When Alfie’s parents objected, Alder Hey applied to the courts. A recognised Italian hospital offered treatment that was unavailable at Alder Hey and still the Liverpool hospital would not release him. Alfie’s father had an audience with the Pope who offered his support. Disorderly crowds — Alfie’s Army — demonstrated rowdily at the hospital. The police were involved. But they were not there to remove Alfie who was, in his father’s words “detained”. Ventilation was eventually discontinued. Alfie refused to die as rapidly as the experts expected.
The parents sought emergency relief from the courts. They wanted permission to rush the child — their child, not the state’s and not the hospital’s — to the Italian clinic. Legal permission was denied. As with Charlie, Alfie’s parents reluctantly had to come to terms with Alder Hey. They agreed a pathway to death and a few days later, Alfie died.
Tafida Raqeeb was luckier. Aged five she had suffered severe brain damage and the Royal London Hospital eventually decided to discontinue treatment, allowing her to die. Her devout Muslim parents had fought a long, tough legal and public relations battle. Eventually they persuaded a court to allow her to be transferred to a clinic in Italy. But how much of a precedent this latest decision presents is unclear.

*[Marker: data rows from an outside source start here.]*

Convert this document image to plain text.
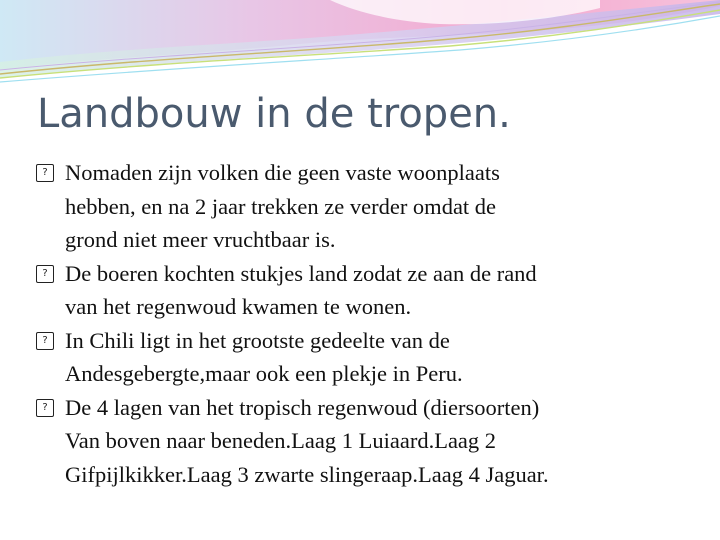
Landbouw in de tropen.
? Nomaden zijn volken die geen vaste woonplaats
hebben, en na 2 jaar trekken ze verder omdat de
grond niet meer vruchtbaar is.
? De boeren kochten stukjes land zodat ze aan de rand
van het regenwoud kwamen te wonen.
? In Chili ligt in het grootste gedeelte van de
Andesgebergte,maar ook een plekje in Peru.
? De 4 lagen van het tropisch regenwoud (diersoorten)
Van boven naar beneden.Laag 1 Luiaard.Laag 2
Gifpijlkikker.Laag 3 zwarte slingeraap.Laag 4 Jaguar.
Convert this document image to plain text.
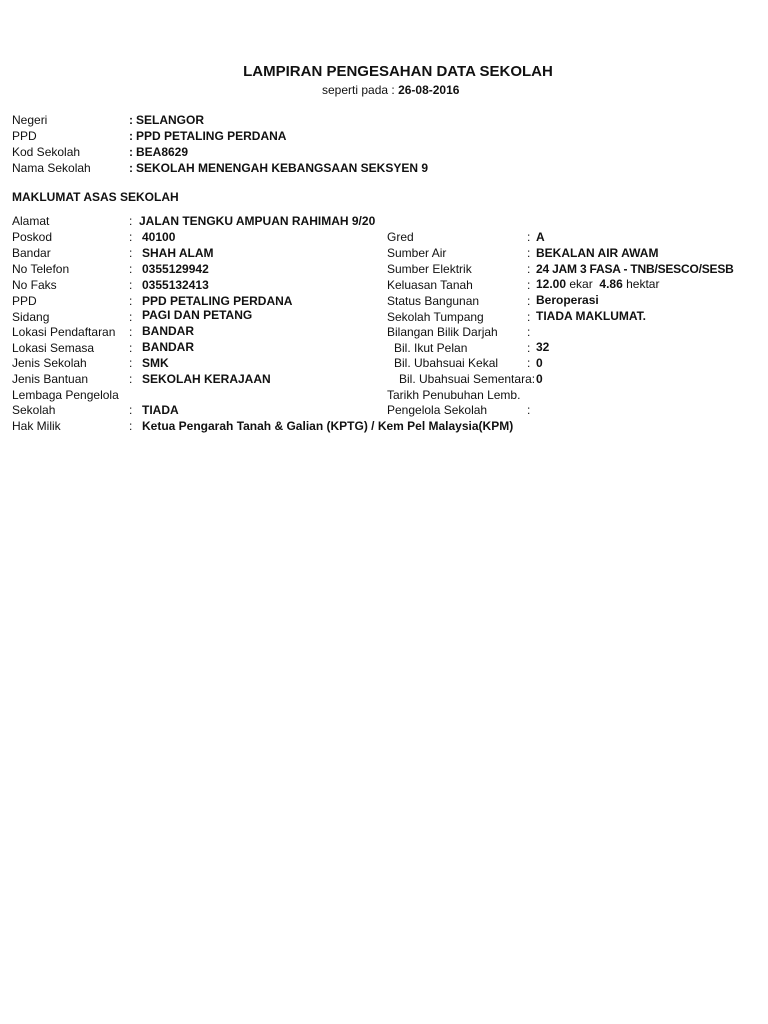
LAMPIRAN PENGESAHAN DATA SEKOLAH
seperti pada : 26-08-2016
Negeri	: SELANGOR
PPD	: PPD PETALING PERDANA
Kod Sekolah	: BEA8629
Nama Sekolah	: SEKOLAH MENENGAH KEBANGSAAN SEKSYEN 9
MAKLUMAT ASAS SEKOLAH
Alamat	: JALAN TENGKU AMPUAN RAHIMAH 9/20
Poskod	: 40100
Bandar	: SHAH ALAM
No Telefon	: 0355129942
No Faks	: 0355132413
PPD	: PPD PETALING PERDANA
Sidang	: PAGI DAN PETANG
Lokasi Pendaftaran : BANDAR
Lokasi Semasa	: BANDAR
Jenis Sekolah	: SMK
Jenis Bantuan	: SEKOLAH KERAJAAN
Lembaga Pengelola
Sekolah	: TIADA
Hak Milik	: Ketua Pengarah Tanah & Galian (KPTG) / Kem Pel Malaysia(KPM)
Gred	: A
Sumber Air	: BEKALAN AIR AWAM
Sumber Elektrik	: 24 JAM 3 FASA - TNB/SESCO/SESB
Keluasan Tanah	: 12.00 ekar 4.86 hektar
Status Bangunan	: Beroperasi
Sekolah Tumpang	: TIADA MAKLUMAT.
Bilangan Bilik Darjah :
Bil. Ikut Pelan	: 32
Bil. Ubahsuai Kekal : 0
Bil. Ubahsuai Sementara: 0
Tarikh Penubuhan Lemb.
Pengelola Sekolah	:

So what has gone wrong? Much of the fault lies with The Children Act 1989 and with how the courts have chosen to interpret it. The Act insists that the interests of the child must be “paramount”. But who decides what those interests are? If there is disagreement between hospital and parents over, say, whether to withdraw life support, the courts adjudicate. The problem is that, as the cases have built up, it has become clear that the courts’ default position is that medical experts, not parents, should normally have the final say.
In many countries the opposite is the case. The final decision on where and how the child should be treated, lies with the parents. Perhaps that is the way forward for Britain.
We are not Sparta, the Soviet Union or Huxley’s meritocratic, eugenics-dominated, Brave New World. In so far as children “belong” to anyone, they surely belong to their parents, not to the state. The parents should decide.